In questo contesto, le rivelazioni di Hillel Neuer, direttore di UN Watch, aggiungono un tassello fondamentale. Nei giorni scorsi Neuer ha presentato al Bundestag un rapporto di oltre 200 pagine in cui denuncia i legami tra UNRWA, l’agenzia dell’Onu per i rifugiati palestinesi, e Hamas. Secondo le prove raccolte, diversi presidi scolastici e leader sindacali che lavorano per l’agenzia avrebbero anche incarichi o affiliazioni con il movimento islamista.
Il caso di Fateh Sharif in Libano è emblematico: dirigente scolastico dell’UNRWA, allo stesso tempo attivista sindacale e vicino a Hamas. Quando è stato rimosso dall’incarico, studenti e insegnanti hanno protestato in massa, segno di quanto la rete fosse radicata. A Gaza, invece, spicca la figura di Suhail al-Hindi, leader degli insegnanti dell’UNRWA, più volte fotografato con Haniyeh e Sinwar, e perfino in occasioni ufficiali con dirigenti dell’agenzia. Alla fine, al-Hindi è entrato formalmente nella leadership politica di Hamas. Neuer ha sottolineato un punto cruciale: queste non sono rivelazioni ottenute da archivi segreti o fughe di notizie, ma dati pubblici, visibili a tutti. Foto, post sui social, dichiarazioni ufficiali. È tutto davanti agli occhi, ma si preferisce non vedere. Ed è qui che le due storie – la Global Sumud Flotilla e l’UNRWA – finiscono per intrecciarsi. Entrambe mostrano come, dietro la facciata dell’umanitarismo, si muovano reti ideologiche che hanno un filo diretto con Hamas. Le navi della solidarietà, i sindacati degli insegnanti, le scuole dei rifugiati: in superficie operazioni civili, in profondità strumenti di legittimazione politica e culturale di un movimento armato.

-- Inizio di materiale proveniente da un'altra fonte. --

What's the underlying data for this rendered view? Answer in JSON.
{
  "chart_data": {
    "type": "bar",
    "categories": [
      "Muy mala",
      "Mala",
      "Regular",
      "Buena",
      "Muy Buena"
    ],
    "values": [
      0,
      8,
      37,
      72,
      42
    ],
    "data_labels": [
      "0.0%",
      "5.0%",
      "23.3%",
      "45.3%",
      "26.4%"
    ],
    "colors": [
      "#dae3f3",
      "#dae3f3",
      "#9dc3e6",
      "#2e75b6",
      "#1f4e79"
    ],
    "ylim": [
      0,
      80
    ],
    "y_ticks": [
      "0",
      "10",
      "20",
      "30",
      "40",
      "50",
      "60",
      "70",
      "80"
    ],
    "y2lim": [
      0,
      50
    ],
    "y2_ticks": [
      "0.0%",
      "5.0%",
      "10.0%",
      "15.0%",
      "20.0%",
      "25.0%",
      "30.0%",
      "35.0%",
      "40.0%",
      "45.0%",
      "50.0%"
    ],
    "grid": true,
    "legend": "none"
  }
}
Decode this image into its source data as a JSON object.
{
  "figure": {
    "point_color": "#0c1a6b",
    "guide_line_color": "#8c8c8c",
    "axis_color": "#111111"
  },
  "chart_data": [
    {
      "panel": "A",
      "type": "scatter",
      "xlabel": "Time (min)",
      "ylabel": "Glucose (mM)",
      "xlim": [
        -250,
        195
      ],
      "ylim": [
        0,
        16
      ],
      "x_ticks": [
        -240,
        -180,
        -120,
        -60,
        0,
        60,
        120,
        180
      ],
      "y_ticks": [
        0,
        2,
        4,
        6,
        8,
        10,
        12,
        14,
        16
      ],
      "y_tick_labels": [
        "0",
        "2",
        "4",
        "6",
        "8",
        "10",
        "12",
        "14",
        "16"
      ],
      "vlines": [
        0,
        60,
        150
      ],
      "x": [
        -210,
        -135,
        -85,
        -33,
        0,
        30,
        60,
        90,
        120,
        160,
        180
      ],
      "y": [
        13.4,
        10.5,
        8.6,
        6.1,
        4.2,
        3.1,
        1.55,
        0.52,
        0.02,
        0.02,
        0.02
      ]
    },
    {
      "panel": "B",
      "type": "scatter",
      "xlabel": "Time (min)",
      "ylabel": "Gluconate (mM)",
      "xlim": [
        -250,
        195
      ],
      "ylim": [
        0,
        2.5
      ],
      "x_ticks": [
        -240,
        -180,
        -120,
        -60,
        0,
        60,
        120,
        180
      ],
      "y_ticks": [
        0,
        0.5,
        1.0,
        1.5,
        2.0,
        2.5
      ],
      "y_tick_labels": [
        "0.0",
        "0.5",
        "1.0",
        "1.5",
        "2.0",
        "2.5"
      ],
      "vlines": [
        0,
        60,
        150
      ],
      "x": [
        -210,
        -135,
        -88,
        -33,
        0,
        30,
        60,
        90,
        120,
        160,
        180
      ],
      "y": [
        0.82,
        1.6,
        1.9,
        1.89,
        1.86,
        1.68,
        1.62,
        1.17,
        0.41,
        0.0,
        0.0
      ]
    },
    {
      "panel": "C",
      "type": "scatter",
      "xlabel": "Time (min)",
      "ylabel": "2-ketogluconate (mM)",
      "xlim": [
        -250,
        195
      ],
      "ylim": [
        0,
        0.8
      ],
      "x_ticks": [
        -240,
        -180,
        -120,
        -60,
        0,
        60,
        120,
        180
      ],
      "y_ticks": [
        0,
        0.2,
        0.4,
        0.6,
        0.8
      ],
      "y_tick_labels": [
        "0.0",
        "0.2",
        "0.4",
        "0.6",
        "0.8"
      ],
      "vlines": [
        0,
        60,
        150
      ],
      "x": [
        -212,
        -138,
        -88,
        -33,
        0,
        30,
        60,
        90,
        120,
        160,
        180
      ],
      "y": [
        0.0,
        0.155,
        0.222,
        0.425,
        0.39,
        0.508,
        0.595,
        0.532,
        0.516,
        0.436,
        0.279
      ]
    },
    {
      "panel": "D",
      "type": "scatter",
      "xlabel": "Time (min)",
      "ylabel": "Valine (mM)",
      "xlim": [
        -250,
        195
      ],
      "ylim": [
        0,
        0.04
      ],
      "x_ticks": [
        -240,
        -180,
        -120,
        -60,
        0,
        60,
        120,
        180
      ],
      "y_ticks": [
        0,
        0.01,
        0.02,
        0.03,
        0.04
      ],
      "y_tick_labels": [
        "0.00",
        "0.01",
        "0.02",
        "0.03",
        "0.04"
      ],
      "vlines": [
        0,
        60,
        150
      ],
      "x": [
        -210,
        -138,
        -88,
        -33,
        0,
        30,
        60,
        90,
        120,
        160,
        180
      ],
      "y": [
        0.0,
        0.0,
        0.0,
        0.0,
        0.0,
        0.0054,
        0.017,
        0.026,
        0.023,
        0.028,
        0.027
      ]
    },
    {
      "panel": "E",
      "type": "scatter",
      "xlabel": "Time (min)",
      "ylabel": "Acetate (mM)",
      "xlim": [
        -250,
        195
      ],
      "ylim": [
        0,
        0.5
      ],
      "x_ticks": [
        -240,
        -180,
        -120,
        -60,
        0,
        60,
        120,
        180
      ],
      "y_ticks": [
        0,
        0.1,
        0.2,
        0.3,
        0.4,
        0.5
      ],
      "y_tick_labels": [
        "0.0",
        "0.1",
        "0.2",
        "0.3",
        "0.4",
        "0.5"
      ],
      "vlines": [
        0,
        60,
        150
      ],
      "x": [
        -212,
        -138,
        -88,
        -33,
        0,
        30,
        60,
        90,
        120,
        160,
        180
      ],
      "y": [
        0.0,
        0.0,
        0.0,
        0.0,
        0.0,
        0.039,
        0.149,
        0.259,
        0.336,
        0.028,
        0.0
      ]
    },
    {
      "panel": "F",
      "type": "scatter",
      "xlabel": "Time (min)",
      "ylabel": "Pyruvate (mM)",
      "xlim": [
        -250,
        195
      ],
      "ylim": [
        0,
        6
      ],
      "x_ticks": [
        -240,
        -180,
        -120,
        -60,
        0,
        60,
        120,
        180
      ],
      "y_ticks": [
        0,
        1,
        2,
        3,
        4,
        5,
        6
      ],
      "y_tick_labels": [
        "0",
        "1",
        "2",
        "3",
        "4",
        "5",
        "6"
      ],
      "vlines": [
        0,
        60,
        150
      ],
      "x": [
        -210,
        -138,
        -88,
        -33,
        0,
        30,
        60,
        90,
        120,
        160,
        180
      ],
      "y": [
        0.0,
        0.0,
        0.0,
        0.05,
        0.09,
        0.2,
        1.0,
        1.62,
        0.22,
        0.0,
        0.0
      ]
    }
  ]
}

Israele denuncia da anni questa ambiguità, avvertendo che aprire un corridoio navale “indipendente” verso Gaza significa consegnare un vantaggio strategico a Hamas, che controlla ogni aspetto della vita nella Striscia. Non si tratta solo del rischio di contrabbando di materiali utili per il conflitto, ma anche della possibilità, ancora più sottile, di accreditare Hamas come interlocutore legittimo sulla scena internazionale. Alla fine, la domanda resta sempre la stessa: dove finisce la solidarietà e dove comincia la propaganda? La popolazione civile di Gaza soffre, nessuno lo mette in dubbio. Ma se la sofferenza diventa la scenografia di una campagna politica, a guadagnarci non sono i più deboli. A trarne vantaggio è Hamas, che trasforma ogni gesto, ogni parola, ogni nave carica di viveri in un mattone della propria narrativa. La Global Sumud Flotilla, come il rapporto Neuer sull’UNRWA, ci mostrano che la linea è sottile, quasi invisibile. Eppure esiste. Continuare a ignorarla significa confondere il diritto alla solidarietà con il diritto alla propaganda.